Per quanto riguarda nello specifico la crescita del PIL del quadriennio medio-termine (QMT), essa si mantiene prevalentemente entro i limiti stabiliti dal panel, fatta eccezione per un leggero superamento dello 0,1% nel 2027. Le stime per il 2025 risultano allineate con quelle dell’UPB e del panel, mentre le differenze per gli anni successivi riflettono le incertezze legate all’accumulazione di capitale e all’instabilità del contesto internazionale. Sul periodo 2025-2028, la crescita cumulata del PIL pari al 2,7% si pone ai margini superiori delle valutazioni del panel. Anche la variazione nominale del PIL si mantiene su livelli accettabili e si colloca generalmente nella parte alta dell’intervallo previsto, eccezion fatta per l’anno in corso. L’aumento cumulato del PIL nominale tra il 2025 e il 2028 raggiunge l’11,0%, risultato sostanzialmente coerente con l’intervallo stimato dal panel, seppur leggermente più elevato. Questi dati sono soggetti a molteplici rischi, che nel breve termine si bilanciano ma che nel medio periodo tendono a manifestarsi in maniera più negativa, soprattutto a causa dei conflitti internazionali e della dinamica degli investimenti.

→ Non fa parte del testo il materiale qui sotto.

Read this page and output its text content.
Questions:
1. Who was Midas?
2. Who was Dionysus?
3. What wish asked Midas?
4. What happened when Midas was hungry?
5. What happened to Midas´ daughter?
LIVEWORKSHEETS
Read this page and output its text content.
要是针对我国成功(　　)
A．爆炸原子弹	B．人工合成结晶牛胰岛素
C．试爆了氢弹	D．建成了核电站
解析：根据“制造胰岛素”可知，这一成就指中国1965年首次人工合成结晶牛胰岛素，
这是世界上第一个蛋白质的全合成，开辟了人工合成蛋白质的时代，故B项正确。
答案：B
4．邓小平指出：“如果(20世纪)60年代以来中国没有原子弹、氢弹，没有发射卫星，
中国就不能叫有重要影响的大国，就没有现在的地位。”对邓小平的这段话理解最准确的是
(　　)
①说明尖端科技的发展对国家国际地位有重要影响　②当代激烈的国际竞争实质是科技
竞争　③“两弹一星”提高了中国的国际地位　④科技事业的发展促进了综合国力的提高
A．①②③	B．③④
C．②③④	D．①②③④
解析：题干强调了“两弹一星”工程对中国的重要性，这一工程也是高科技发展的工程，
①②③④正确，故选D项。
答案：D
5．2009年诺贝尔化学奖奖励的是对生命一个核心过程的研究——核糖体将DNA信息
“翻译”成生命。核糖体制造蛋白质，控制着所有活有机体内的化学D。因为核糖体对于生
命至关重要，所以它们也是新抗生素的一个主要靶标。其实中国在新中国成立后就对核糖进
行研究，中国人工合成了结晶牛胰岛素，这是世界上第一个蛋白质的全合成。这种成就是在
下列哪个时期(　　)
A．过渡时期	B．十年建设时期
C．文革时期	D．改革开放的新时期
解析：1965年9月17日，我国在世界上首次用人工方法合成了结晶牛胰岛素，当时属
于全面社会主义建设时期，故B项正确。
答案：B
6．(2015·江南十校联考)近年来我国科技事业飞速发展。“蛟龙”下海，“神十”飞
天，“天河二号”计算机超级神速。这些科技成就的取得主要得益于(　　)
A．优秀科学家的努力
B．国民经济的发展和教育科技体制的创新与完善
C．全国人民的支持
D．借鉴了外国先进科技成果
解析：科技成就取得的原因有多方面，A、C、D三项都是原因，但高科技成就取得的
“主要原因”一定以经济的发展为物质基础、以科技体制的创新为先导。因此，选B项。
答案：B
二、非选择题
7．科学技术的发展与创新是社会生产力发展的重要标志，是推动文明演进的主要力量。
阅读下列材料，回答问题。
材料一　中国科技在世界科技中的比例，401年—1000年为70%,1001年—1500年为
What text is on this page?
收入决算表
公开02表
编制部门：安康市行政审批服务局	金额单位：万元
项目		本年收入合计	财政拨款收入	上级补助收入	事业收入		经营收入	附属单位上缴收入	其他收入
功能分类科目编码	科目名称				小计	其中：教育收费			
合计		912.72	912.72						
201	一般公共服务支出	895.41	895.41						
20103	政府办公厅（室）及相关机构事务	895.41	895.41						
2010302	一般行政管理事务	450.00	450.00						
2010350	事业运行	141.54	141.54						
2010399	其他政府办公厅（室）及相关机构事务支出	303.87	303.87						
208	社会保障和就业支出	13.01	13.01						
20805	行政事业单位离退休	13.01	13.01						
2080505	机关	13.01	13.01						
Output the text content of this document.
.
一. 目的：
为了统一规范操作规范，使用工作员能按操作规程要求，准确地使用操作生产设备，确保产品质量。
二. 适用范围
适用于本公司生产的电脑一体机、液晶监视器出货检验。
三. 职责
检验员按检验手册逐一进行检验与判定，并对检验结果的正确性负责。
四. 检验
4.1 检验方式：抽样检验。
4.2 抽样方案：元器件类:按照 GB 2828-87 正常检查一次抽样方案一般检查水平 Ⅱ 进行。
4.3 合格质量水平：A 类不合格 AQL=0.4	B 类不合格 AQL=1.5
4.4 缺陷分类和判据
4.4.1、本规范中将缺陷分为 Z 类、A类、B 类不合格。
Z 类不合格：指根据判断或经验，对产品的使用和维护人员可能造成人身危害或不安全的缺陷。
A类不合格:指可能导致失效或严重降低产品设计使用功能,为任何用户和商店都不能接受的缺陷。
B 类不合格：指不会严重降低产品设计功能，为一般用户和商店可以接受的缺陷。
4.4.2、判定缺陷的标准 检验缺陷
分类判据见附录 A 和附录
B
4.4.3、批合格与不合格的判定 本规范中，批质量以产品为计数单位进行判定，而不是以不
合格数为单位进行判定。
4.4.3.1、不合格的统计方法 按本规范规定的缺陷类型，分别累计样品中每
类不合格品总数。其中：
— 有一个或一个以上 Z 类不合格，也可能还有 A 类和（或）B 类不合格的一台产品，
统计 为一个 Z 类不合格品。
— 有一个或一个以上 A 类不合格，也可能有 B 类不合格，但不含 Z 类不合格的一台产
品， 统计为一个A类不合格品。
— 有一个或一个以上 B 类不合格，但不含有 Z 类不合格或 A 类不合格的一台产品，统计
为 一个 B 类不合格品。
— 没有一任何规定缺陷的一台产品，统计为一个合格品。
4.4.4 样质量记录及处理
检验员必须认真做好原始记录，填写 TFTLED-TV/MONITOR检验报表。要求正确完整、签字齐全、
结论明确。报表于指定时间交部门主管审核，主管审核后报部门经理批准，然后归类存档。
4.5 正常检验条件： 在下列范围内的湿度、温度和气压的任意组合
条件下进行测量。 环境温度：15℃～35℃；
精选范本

I fattori di rischio principali si distribuiscono su quattro ambiti fondamentali: il protezionismo, le guerre e i programmi di riarmo, elementi di elevata incertezza che influenzano l’economia rendendo difficoltosa la quantificazione d’impatto; la dinamica degli investimenti nel settore delle costruzioni, con potenziali colli di bottiglia derivanti dalla concentrazione degli interventi finanziati dal programma NGEU e da un’incerta ripresa degli investimenti residenziali; la volatilità dei mercati finanziari, aggravata da un contesto internazionale fragile e instabile, che potrebbe provocare reazioni negative immediate con ricadute economiche rilevanti su un’Italia caratterizzata da un significativo debito pubblico; infine, il rischio climatico e ambientale, che con la maggiore frequenza di eventi meteorologici estremi rappresenta un fattore strutturale di fragilità, richiedendo risorse importanti per la prevenzione e la gestione delle emergenze e influenzando prezzi e capacità produttiva.

L’UPB proseguirà ora nella valutazione del quadro macroeconomico programmatico del DPFP, includendo gli effetti dovuti all’aggiustamento di bilancio previsto, al fine di fornire una visione completa e aggiornata dell’andamento economico e finanziario del paese nei prossimi anni.